Infokotaonline.com
Jakarta — Detasemen Khusus (Densus) 88 Antiteror Polri mengungkap pola baru perekrutan anak oleh kelompok teror yang kini semakin agresif memanfaatkan ruang digital, mulai dari media sosial hingga permainan daring (game online). Temuan ini terungkap setelah aparat menangkap lima orang pelaku dewasa yang berperan aktif merekrut dan memengaruhi anak-anak untuk masuk jaringan terorisme.
Juru Bicara Densus 88 Antiteror, AKBP Mayndra Eka Wardhana, menjelaskan bahwa para perekrut menggunakan strategi halus dengan menyebarkan narasi utopia di ruang publik digital agar menarik perhatian anak-anak. Konten yang disebarkan tidak secara langsung mengarah pada ideologi ekstrem, melainkan dikemas dalam pesan-pesan yang terlihat positif dan memikat.
“Di platform media sosial, terutama yang bersifat umum, para pelaku ini lebih dulu menyebarkan visi-visi utopia yang membuat anak-anak tertarik. Dari sana, komunikasi awal mulai terbangun,” ujar Mayndra dalam konferensi pers di Mabes Polri, Selasa (18/11/2025).
Setelah mendapat respons, pelaku mengajak korban masuk ke ruang komunikasi yang lebih personal, termasuk melalui fitur chat di game online. Menurut Mayndra, ruang permainan daring menjadi salah satu titik rawan karena banyak anak berinteraksi secara intens dengan orang asing tanpa pengawasan orang tua.
“Anak-anak kita banyak beraktivitas di game online, dan di sana ada sarana komunikasi. Ketika sudah terjadi percakapan, mereka diajak bergabung ke grup yang lebih khusus dan terenkripsi. Grup ini tidak bisa diakses publik,” jelasnya.
Di dalam grup tertutup tersebut, proses indoktrinasi mulai berjalan. Pelaku tidak serta-merta menanamkan ideologi terorisme, tetapi menggiring anak melalui tahapan yang dirancang sistematis. Mulai dari penanaman rasa kedekatan, pemberian perhatian, hingga memasukkan narasi yang seolah-olah membangkitkan semangat heroik, namun sebenarnya mengarah pada ekstremisme.
Mayndra menegaskan bahwa kelompok teror saat ini menggunakan berbagai platform dan model pendekatan.
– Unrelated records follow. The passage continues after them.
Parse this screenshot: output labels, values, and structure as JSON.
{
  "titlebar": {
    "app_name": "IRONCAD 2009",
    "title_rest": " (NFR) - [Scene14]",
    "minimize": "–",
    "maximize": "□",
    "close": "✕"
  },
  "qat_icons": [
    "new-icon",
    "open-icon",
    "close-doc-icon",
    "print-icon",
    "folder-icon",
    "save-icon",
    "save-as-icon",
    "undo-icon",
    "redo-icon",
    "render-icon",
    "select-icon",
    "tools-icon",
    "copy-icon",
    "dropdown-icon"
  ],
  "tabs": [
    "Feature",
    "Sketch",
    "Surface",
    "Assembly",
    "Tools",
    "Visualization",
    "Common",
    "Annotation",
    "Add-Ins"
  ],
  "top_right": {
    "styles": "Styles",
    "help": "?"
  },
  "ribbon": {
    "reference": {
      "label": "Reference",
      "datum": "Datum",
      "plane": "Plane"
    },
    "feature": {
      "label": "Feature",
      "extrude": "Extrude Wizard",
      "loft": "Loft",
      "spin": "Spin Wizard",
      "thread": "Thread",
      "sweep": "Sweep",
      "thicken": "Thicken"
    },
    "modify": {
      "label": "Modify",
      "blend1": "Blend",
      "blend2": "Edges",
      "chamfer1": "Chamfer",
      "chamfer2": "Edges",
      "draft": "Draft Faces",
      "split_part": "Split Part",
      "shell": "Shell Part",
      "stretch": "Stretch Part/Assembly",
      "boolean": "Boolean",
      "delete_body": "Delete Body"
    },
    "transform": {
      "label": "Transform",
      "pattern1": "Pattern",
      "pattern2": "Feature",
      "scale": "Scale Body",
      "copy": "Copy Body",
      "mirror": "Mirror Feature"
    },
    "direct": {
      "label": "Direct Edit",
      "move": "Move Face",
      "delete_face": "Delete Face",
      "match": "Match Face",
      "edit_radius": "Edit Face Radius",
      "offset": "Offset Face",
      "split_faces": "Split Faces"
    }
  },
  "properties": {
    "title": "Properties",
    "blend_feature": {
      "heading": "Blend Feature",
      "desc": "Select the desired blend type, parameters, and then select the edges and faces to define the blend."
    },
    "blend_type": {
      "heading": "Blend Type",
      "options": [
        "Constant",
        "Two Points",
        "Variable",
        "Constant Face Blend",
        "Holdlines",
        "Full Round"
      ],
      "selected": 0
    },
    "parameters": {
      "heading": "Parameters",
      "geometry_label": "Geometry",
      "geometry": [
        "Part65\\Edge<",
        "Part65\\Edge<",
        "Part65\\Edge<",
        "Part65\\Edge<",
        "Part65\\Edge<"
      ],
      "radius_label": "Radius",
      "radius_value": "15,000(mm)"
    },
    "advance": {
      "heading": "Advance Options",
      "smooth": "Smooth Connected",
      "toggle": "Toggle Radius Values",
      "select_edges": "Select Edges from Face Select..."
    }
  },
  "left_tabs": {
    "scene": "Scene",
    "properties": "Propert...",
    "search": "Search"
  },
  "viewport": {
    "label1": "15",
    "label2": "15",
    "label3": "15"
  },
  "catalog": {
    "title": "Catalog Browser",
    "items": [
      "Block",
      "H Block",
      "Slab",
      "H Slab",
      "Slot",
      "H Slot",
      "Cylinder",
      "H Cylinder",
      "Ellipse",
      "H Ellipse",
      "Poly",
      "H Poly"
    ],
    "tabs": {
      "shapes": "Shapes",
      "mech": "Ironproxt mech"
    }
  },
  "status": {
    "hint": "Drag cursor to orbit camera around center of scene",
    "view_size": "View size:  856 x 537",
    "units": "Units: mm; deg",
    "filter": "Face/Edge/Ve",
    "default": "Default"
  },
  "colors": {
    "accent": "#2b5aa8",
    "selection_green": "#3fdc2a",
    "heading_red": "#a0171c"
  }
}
Tidak hanya satu jenis media sosial atau satu game, melainkan kombinasi banyak ruang digital yang membuat pola ini semakin sulit dideteksi jika tidak diawasi secara ketat.
“Mereka mengarahkan anak-anak ke grup privat yang dikelola admin. Di situlah proses indoktrinasi berlangsung. Jadi, tidak bisa disebut hanya satu platform. Mereka memakai berbagai model,” tegasnya.
Ia mengingatkan bahwa para orang tua harus lebih waspada terhadap aktivitas daring anak-anak, terutama interaksi dengan pihak tak dikenal. Densus 88 memastikan terus meningkatkan pemantauan dan memperkuat kolaborasi dengan berbagai platform digital guna menutup celah yang dapat dimanfaatkan kelompok teror.
“Pola perekrutan digital ini jelas menjadi tantangan baru. Kami terus memonitor, melakukan pencegahan, dan bekerja sama dengan berbagai pihak agar anak-anak tidak menjadi korban jaringan terorisme,” ujar Mayndra.
Upaya pencegahan, menurutnya, tidak hanya menjadi tanggung jawab aparat keamanan melainkan juga seluruh elemen masyarakat. Edukasi literasi digital, pendampingan penggunaan gawai, serta komunikasi terbuka antara orang tua dan anak dianggap sebagai kunci utama untuk memutus peluang kelompok teror menyusup ke ruang privat generasi muda.